Building from Source

Prerequisites

  • Go 1.21 or higher
  • Make

Build

git clone https://github.com/not7/core.git
cd core
cp not7.conf.example not7.conf
# Edit not7.conf with your API key
make build
./not7 run examples/poem-generator.json

Build for All Platforms

make build-all

Creates binaries in dist/ for macOS, Linux, Windows.


Tool Integration

βœ… Arcade.dev Integration (Available Now)
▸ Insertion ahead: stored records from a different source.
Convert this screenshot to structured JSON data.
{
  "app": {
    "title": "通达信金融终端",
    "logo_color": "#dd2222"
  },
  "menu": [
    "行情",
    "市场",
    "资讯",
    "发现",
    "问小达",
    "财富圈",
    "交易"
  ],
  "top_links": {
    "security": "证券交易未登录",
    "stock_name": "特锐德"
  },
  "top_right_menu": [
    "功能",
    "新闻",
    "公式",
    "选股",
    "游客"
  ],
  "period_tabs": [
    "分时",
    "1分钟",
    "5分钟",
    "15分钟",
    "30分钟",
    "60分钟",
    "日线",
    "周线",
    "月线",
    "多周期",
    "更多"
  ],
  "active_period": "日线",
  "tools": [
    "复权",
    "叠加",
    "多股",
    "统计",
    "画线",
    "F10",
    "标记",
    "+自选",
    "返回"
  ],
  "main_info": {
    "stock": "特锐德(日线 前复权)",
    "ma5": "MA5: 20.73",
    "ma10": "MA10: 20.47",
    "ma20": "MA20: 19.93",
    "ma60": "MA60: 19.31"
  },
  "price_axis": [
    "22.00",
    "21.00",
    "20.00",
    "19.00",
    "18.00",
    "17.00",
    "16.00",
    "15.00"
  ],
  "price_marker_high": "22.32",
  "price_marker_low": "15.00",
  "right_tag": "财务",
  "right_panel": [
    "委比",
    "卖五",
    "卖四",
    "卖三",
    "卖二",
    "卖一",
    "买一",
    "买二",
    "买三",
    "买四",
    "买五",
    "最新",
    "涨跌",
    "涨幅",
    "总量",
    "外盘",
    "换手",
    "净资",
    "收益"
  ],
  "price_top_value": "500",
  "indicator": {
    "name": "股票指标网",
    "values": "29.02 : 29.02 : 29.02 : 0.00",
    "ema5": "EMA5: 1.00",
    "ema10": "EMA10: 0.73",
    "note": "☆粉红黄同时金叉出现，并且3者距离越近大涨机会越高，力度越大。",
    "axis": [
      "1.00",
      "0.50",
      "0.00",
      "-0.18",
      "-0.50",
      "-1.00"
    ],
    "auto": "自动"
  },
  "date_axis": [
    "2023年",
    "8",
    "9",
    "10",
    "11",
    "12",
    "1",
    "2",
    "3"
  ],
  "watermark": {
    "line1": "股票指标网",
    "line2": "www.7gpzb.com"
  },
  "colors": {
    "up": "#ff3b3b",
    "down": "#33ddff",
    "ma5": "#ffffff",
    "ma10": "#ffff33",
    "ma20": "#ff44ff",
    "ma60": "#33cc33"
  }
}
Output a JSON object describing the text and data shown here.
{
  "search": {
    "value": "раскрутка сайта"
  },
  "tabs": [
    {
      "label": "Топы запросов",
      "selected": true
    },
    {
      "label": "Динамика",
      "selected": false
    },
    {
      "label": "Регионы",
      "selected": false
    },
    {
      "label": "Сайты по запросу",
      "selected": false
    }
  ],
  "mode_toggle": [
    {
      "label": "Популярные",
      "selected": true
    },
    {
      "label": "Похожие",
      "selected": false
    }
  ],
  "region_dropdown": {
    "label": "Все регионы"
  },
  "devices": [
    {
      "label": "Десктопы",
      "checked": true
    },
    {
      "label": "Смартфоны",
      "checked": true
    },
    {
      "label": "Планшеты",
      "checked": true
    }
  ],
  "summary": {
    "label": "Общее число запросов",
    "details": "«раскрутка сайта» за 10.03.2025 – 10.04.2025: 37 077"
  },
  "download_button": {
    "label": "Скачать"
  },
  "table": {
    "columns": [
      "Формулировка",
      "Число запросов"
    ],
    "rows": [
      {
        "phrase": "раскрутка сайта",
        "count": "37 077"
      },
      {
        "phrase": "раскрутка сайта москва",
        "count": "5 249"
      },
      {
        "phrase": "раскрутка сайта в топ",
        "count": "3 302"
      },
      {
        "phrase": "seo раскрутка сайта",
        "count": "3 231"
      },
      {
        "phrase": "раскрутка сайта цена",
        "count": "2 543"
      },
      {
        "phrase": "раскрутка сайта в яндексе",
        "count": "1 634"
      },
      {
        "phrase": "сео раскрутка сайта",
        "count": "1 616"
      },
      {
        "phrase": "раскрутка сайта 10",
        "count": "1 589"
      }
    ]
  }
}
NOT7 integrates with Arcade.dev for pre-built tool integrations:

  • Gmail - Send, draft, search, delete emails
  • Google Calendar, Maps, Contacts, Docs, Drive, Sheets, Slides - Full suite of Google services
  • Per-Node Toolkit Configuration - Use multiple toolkits in a single agent

Single Toolkit Example

{
  "config": {
    "tools": {
      "provider": "arcade-gmail"
    }
  },
  "nodes": [{
    "type": "react",
    "tools_enabled": true,
    "react_goal": "Send an email summarizing the analysis"
  }]
}

Multi-Toolkit Example (Per-Node Configuration)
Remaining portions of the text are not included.